Struggling to gain weight?

I’m writing this post as I have noticed a fair few individuals on IBS support groups that have experienced significant weight loss and this can be very detrimental leading to malnutrition and secondary consequences of malnutrition, such as muscle wasting, impaired immune system and increased morbidity and mortality. Weight loss is uncommon in IBS and it is usually the sign of another underlying disease. Other diseases with similar symptoms to IBS which affect the absorption of nutrients and are usually associated with weight loss include coeliac disease, crohn’s disease and ulcerative colitis. It is very important that your GP or gastroenterologist conducts the necessary tests before diagnosing you with IBS to rule out other possible conditions. A full blood count,  erythrocyte sedimentation rate and CRP (these will be elevated if there is inflammation) and antibody testing for coeliac disease is recommended by the National Institute for Health and Care Excellence (NICE).  If you’re still expecting results or still struggling with gaining weight despite the tests being negative I’ve put together a few tips on maximizing your intake and increasing the calorific value of your meals. I’ve worked with a lot of patients in hospital who were malnourished and losing weight and the first step to enhance dietary intake is through the use of food fortification. This however is more challenging in IBS due to the dietary restrictions. These are a few tips of how to optimise your current intake. The advice given is generalized therefore it is important to be aware of your own tolerances in order to prevent IBS symptoms.

  1. Have six small meals a day, 3 meals and 3 snacks.
  2. Avoid drinks just before meal time as this can make you feel full.
  3. Add sugar, golden syrup or maple syrup to cereal or porridge to increase the calories of the meal without increasing the portion size.
  4. Aim to drink a pint of lactose free milk a day. If choosing a plant based-alternative check the packaging to ensure that it is calcium enriched.
  5. Include protein sources with your meals such as meat, poultry, fish, eggs, and low FODMAP dairy products.
  6. Aim for calorie rich drinks such as; smoothies, milk and hot chocolate. Make your own smoothies from lactose free milk, low FODMAP fruit and lactose free yoghurt.
    Here’s a few recipes:
    Banana Peanut Butter Smoothie: 1 cup milk, 1 banana, 2 tbsp peanut butter and sugar to taste
    Yoghurt Smoothie: 150ml lactose free milk with 1/2 pot of lactose free yoghurt
    Fruit Smoothie: 200ml lactose free milk, and 80g pureed low FODMAP fruit
  7. Have 3 small snacks a day. Snack ideas include:
    • lactose free yoghurt
    • banana with peanut butter
    • fruit with lactose free yoghurt and cream
    • a handful of low FODMAP nuts such as peanuts
    • Crisps
    • low fodmap biscuits
    • low fodmap slice of cake
    • rice pudding made with lactose free milk
    • A slice of toast with jam or butter
    • custard made from Birds Custard Powder (300g pack) with lactose free milk

You can get FODMAP friendly recipes on this blog or check out FODMAP friendly products you can purchase here.

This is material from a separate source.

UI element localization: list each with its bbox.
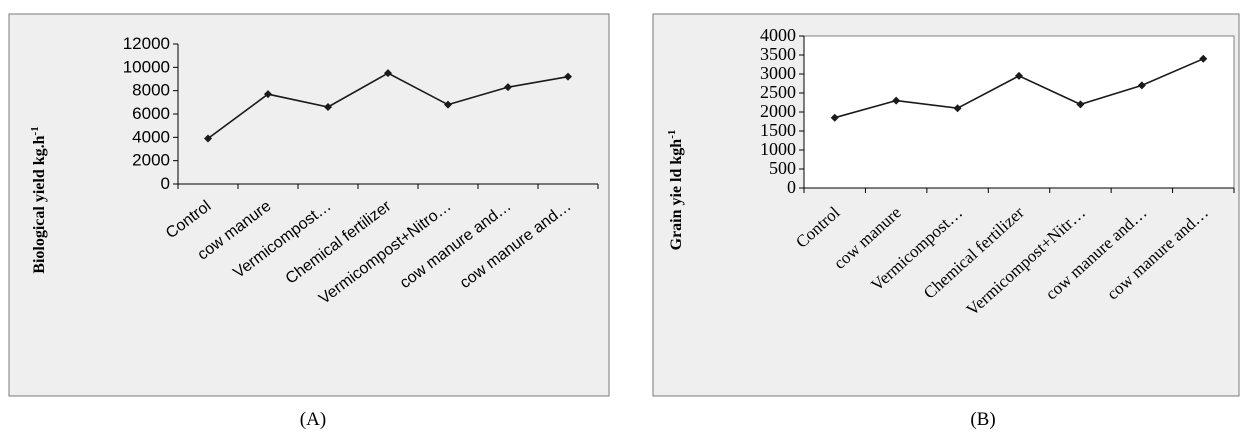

For those who tolerate fat well:

  1. Add lactose free cream to cereal, porridge, soups and mashed potatoes.
  2. Add hard cheeses like cheddar or lactose free cheese to mashed potatoes, soup, eggs and pasta.
  3. Add butter, margarine or oil to meals.

If suffering from nausea:

  1. Try plain foods.
  2. Avoid greasy, fatty and spicy foods.
  3. Try cold meals such as a sandwich as strong odours can worsen nausea.
  4. Eat little and often and chew your food slowly.
  5. Discuss the possible use of anti-emetics with your GP.